Topological Sort

General Rules:

• 处理依赖关系（Pre-requisties）时，首先计算出每个元素的入度（indegree），其次用一个 Queue 来存储当前入度为0的元素（即无依赖），然后依次去处理各个元素的依赖关系，更新入度，并更新Queue，直到Queue里无元素。

• 处理任务调度（Task Scheduling）。

经典题目

207 Course Schedule 210 Course Schedule II

入度可以看成是每门课依赖于多少门别的课，这样入度为0的课就是无依赖的课，可以直接加进Queue里。随后，将Queue里的元素一个一个取出，此时可以将以该门课为依赖的所有课入度减一，并将新的入度为0的课加进Queue里，直至Queue里无元素。

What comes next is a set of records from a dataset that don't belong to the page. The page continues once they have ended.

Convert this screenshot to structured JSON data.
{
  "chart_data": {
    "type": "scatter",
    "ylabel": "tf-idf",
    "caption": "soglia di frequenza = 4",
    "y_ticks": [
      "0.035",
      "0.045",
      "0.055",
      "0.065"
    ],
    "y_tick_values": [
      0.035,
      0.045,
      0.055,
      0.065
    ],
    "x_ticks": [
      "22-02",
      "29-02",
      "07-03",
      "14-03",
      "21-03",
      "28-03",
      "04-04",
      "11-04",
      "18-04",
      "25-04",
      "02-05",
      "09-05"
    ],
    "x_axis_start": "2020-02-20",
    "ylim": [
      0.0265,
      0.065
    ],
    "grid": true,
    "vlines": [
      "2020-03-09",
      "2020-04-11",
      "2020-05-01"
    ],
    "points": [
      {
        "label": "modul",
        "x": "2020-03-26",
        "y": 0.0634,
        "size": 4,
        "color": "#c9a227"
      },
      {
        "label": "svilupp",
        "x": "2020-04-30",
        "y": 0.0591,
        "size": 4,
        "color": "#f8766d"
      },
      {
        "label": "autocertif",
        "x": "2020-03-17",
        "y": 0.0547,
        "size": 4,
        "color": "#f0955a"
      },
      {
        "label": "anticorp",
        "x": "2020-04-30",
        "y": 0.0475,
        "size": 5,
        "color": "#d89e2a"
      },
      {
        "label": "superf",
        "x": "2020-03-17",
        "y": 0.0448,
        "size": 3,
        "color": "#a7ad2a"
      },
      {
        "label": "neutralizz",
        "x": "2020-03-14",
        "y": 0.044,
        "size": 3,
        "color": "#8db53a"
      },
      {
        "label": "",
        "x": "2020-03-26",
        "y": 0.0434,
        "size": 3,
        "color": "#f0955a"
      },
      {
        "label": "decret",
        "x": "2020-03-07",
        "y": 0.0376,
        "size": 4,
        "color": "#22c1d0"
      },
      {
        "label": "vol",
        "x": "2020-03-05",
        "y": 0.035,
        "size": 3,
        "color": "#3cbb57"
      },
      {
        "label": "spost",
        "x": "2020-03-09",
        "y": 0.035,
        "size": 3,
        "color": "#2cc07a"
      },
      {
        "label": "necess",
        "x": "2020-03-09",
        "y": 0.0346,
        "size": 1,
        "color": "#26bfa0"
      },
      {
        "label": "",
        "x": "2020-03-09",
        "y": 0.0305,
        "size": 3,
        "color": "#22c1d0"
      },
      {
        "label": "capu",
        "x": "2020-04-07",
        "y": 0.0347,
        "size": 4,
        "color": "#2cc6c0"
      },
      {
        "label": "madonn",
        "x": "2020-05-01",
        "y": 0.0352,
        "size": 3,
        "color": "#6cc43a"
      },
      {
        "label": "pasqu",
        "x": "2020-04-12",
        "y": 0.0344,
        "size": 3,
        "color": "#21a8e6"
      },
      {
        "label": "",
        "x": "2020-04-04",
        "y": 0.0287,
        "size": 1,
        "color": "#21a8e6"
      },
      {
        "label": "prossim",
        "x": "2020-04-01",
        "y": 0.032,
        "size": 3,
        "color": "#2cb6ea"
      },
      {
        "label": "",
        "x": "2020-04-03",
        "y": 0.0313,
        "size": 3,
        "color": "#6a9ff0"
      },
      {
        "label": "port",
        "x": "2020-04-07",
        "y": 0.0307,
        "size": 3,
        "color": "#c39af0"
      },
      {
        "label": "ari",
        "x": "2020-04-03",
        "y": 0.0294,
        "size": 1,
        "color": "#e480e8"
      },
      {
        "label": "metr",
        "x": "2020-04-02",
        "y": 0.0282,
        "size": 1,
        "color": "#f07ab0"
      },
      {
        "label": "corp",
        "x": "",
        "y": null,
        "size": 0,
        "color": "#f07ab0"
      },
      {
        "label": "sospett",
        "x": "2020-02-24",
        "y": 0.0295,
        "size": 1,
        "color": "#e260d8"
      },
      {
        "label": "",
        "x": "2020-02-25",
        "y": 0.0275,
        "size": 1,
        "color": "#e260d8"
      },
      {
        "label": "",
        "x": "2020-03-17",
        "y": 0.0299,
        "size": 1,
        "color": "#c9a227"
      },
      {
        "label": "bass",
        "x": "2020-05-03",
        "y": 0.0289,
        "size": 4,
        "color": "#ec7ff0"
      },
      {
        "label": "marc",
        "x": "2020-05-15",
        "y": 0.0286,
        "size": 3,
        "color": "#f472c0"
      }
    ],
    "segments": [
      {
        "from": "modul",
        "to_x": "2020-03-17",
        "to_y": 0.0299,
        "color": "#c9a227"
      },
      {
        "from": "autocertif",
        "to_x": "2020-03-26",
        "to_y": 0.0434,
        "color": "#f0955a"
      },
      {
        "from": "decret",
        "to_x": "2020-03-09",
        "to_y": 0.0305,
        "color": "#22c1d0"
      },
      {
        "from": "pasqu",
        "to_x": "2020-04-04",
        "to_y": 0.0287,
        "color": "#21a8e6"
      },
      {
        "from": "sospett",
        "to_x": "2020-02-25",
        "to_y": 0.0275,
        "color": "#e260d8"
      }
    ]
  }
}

在整个过程中，我们可以计算从Queue里取出了多少个元素，若与numCourses相等，即能完成所有课程。

Course Schedule I --- BFS

public boolean canFinish(int numCourses, int[][] prerequisites) {
    int[] indegrees = new int[numCourses];
    for (int[] pair: prerequisites) {
        indegrees[pair[0]]++;
    }
    Deque<Integer> queue = new LinkedList<>();
    for (int i = 0; i < indegrees.length; i++) {
        if (indegrees[i] == 0) {
            queue.add(i);
        }
    }
    int select = 0;
    while (!queue.isEmpty()) {
        int cur = queue.pollFirst();
        select += 1;
        for (int[] pair : prerequisites) {
            if (pair[1] == cur) {
                indegrees[pair[0]]--;
                if (indegrees[pair[0]] == 0) {
                    queue.add(pair[0]);
                }
            }
        }
    }
    return select == numCourses;
}

Course Schedule I --- DFS

public boolean canFinish(int numCourses, int[][] prerequisites) {
    List[] graph = new ArrayList[numCourses];
    for (int i = 0; i < numCourses; i++) {
        graph[i] = new ArrayList<Integer>();
    }
    for (int[] pair : prerequisites) {
        graph[pair[1]].add(pair[0]);
    }
    boolean[] onpath = new boolean[numCourses];
    boolean[] visited = new boolean[numCourses];
    for (int i = 0; i < numCourses; i++) {
        if (!visited[i] && !dfs(graph, i, visited, onpath)) {
            return false;
        }
    }
    return true;
}

private boolean dfs(List[] graph, int course, boolean[] visited, boolean[] onpath) {
    onpath[course] = true;
    for (int i = 0; i < graph[course].size(); i++) {
        int neighbor = (int)graph[course].get(i);
        if (onpath[neighbor] || !dfs(graph, neighbor, visited, onpath)) {
            return false;
        }
    }
    visited[course] = true;
    onpath[course] = false;
    return true;
}

Course Schedule II

public int[] findOrder(int numCourses, int[][] prerequisites) {
    int[] indegrees = new int[numCourses];
    List[] graph = new ArrayList[numCourses];
    for (int[] pair : prerequisites) {
        indegrees[pair[0]]++;
        if (graph[pair[1]] == null) {
            graph[pair[1]] = new ArrayList<Integer>();
        }
        graph[pair[1]].add(pair[0]);
    }
    Deque<Integer> queue = new LinkedList<>();
    for (int i = 0; i < numCourses; i++) {
        if (indegrees[i] == 0) queue.add(i);
    }
    int select = 0;
    int[] res = new int[numCourses];
    while (!queue.isEmpty()) {
        int cur = queue.pollFirst();
        res[select] = cur;
        select += 1;
        if (graph[cur] != null) {
            for (int i = 0; i < graph[cur].size(); i++) {
                int neighbor = (int)graph[cur].get(i);
                indegrees[neighbor]--;
                if (indegrees[neighbor] == 0) {
                    queue.add(neighbor);
                }
            }
        }
    }
    return select == numCourses ? res : new int[0];
}